でも、もしも、娘自身が、いろいろ考えて、「ハンドメイドを仕事にしたい」と思ったのであれば。
わたしはもちろん応援しますが、わたしがやってきたことを引き継ぐことは全く想像できません。
たとえば、みちくさアートラボを一緒に経営するとか、絶対にない…!

それは、わたしがやりたいこと...というか、出来ること(どうにかお金がもらえて生活ができること)を見つけて、それがしやすい環境をいっこいっこ整えていったように、自分にしか自分のやりたい環境をつくっていくことができないからです。

わたしがそうしてきたように、自然と彼女もそうするのではないかと、そっちの想像の方がずっとつきやすいのです。

これは、いじわるをしているとか、厳くしているとか、自立させたいとか、そういう気持ちではなく、ナチュラルに、「そうするのではないかな?」とわたしが思うだけ。

まぁ一緒に仕事をすることは可能性としてはゼロに近いと思っています。
もしも懇願されたら気が変わるかもしれませんけどね。(たぶん...されない…笑)

■友人の死

そして、わたしが「将来みちくさアートラボをどうしていきたいのか?」というのは、やめるのかどうかを考えるのと同時に、ここ数年考えてきたことです。
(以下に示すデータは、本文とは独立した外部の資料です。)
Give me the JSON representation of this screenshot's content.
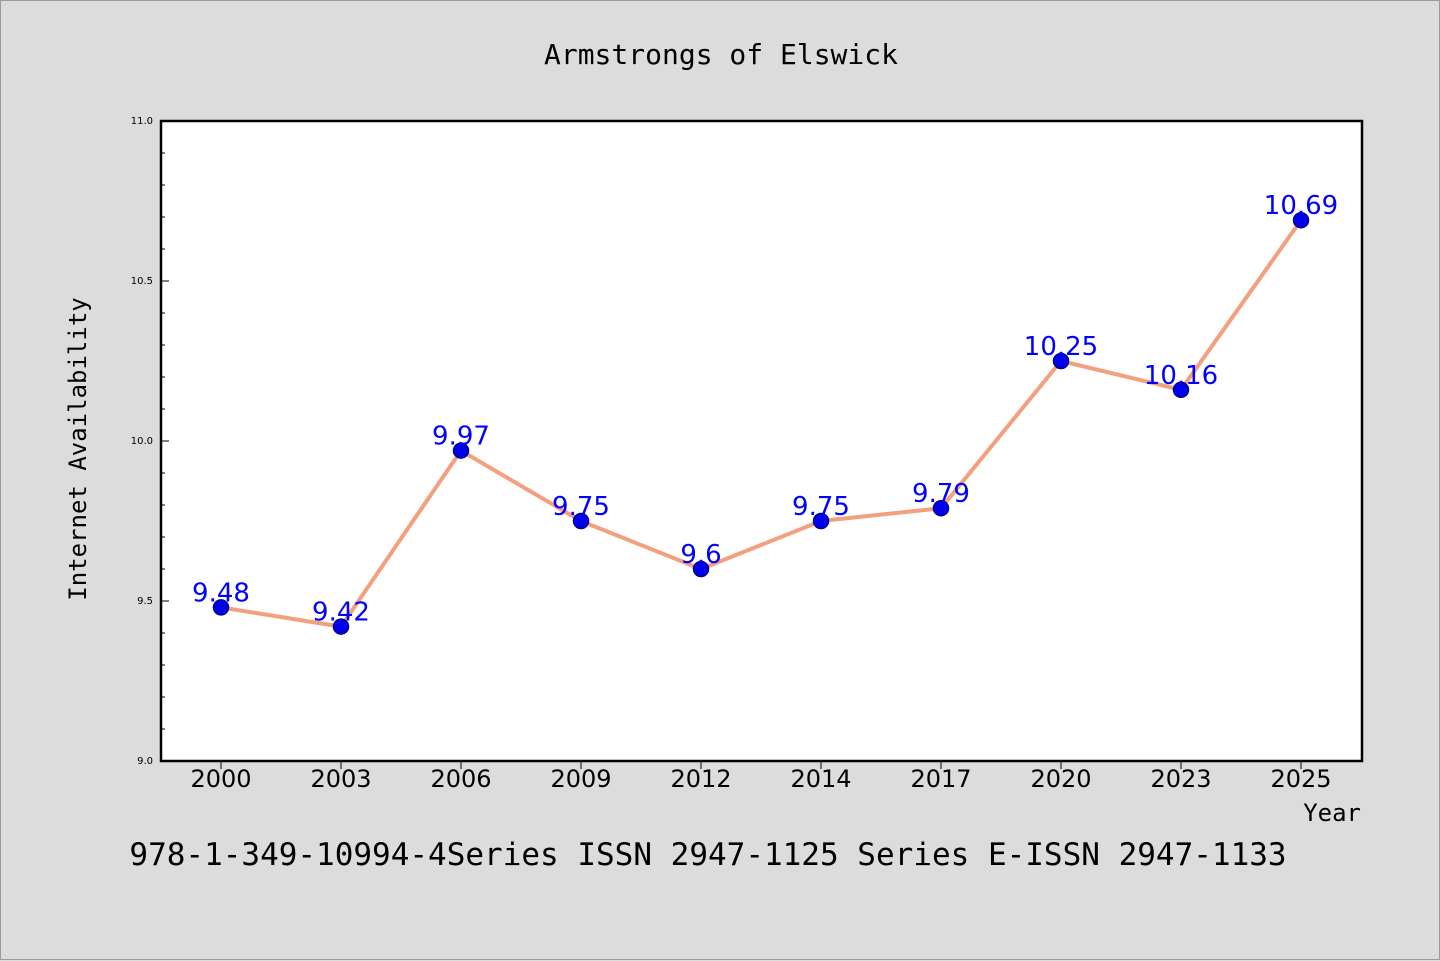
{
  "chart_data": {
    "type": "line",
    "title": "Armstrongs of Elswick",
    "xlabel": "Year",
    "ylabel": "Internet Availability",
    "categories": [
      "2000",
      "2003",
      "2006",
      "2009",
      "2012",
      "2014",
      "2017",
      "2020",
      "2023",
      "2025"
    ],
    "series": [
      {
        "values": [
          9.48,
          9.42,
          9.97,
          9.75,
          9.6,
          9.75,
          9.79,
          10.25,
          10.16,
          10.69
        ]
      }
    ],
    "data_labels": [
      "9.48",
      "9.42",
      "9.97",
      "9.75",
      "9.6",
      "9.75",
      "9.79",
      "10.25",
      "10.16",
      "10.69"
    ],
    "ylim": [
      9.0,
      11.0
    ],
    "yticks": [
      "9.0",
      "9.5",
      "10.0",
      "10.5",
      "11.0"
    ],
    "grid": false,
    "legend": "none",
    "colors": {
      "line": "#f4a07e",
      "marker": "#0000ee",
      "marker_edge": "#00008b",
      "label": "#0000ff",
      "background": "#dcdcdc",
      "plot_background": "#ffffff"
    }
  },
  "footer": {
    "text": "978-1-349-10994-4Series ISSN 2947-1125 Series E-ISSN 2947-1133"
  }
}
その答えは、友人の死を通して考えたことの中にありました。
数年前になりますが、同性代の友人を病気でなくしました。
同時期に起業をして、全く別の業種ですが、ともに頑張ってきた仲間です。
彼女は、創業した頃から病気を煩っており、誰にもそのことを告げずに、闘病と自身のサービスを続けてきた、とても強くて優しくて素敵な女性でした。
そんな彼女が、病状が悪くなり、この仕事を続けることができないと自身で分かったときに、自分の生み出したサービスを「どう終わらせるか」について、どんな風に考えて、最後を過ごしてきたのだろうと、何度も想像し、泣きました。
その答えは分かりませんが、そのときに、「もしもわたしだったら…」と考えました。

わたしだったら、例えば「創業者」として、みちくさアートラボの名前だったりやってきたことだったりを残したいかと考えると、それはありませんでした。
むしろ消したい。
わたしはそう思いました。
出会ったみなさんの心の中には残って欲しいと思いますが、わたしのやってきたことを誰かが引き継ぐのは、全く考えられませんでした。
それは、前途の娘のパターンと同じように「やりたいならやればいい」ということですけどね。
誰かが勝手にマネして使うのは全然OKなので、まぁやりたいならやってもいいんですけど。
でも、わたしから誰かに引き継ぐものではない、と。
はっきり分かりました。

2016年、こんなことも書いてました。「奪う」より「与えたい」そして「景色」になりたい。
あ、わたし、景色になりたいんだったな。
景色ということは、ずっとそこにあることなのかな?それでも、やはり、どちらかというと自然に帰るというか、みちくさアートラボは終わって欲しい。

■2020年ありがとうでいっぱい

物理的にアトリエを続けられなくなったとき、そのときはみちくさアートラボ、およびわたしのハンドメイドの活動が終わるときです。
でもそれはネガティブなことではありません。
だから、もしもそのときは、ライトに見守っていただけたらな、と思います。
あ、ただそんなことを書くと、「やめてしまうのではないか?」「経済的にほんとうに難しい状況なのか?」と心配されてしまいそうですが、そんなことはありません。
また、気持ち的に、やめたいな…と落ち込んでいることもありません。
(むしろ、苦しかったのは2018年だったらか、今ではないんです)

どちらかというと、2018年から続くモヤモヤが晴れて、いまはとても心がすっきりした気分です。

わたしの最新のオンラインワークショップ「紙だけデコパージュ講座」の研究の中で気づいたことのおかげです。
(この講座はすごくおすすめですが、何か革新的なことがあるわけでもないし、すごーーーく単純。そういったら、みちくさの講座はそうなんですけど。)

いまのところ、みちくさアートラボがいつ終わるかは決めていません。
ともかく、続けられれば、続いていきます。
誰かが求めてくれたら、自然と続いていく。
でもそれは、ひとりふたりでは無理で、たくさんの人…たくさんの人がそう思ってくれたら、自ずとそうなるものです。
だから、これからも、たくさんの人にアトリエWSとオンラインWSをお届けしていきます。

続くといいね、みちくさアートラボ。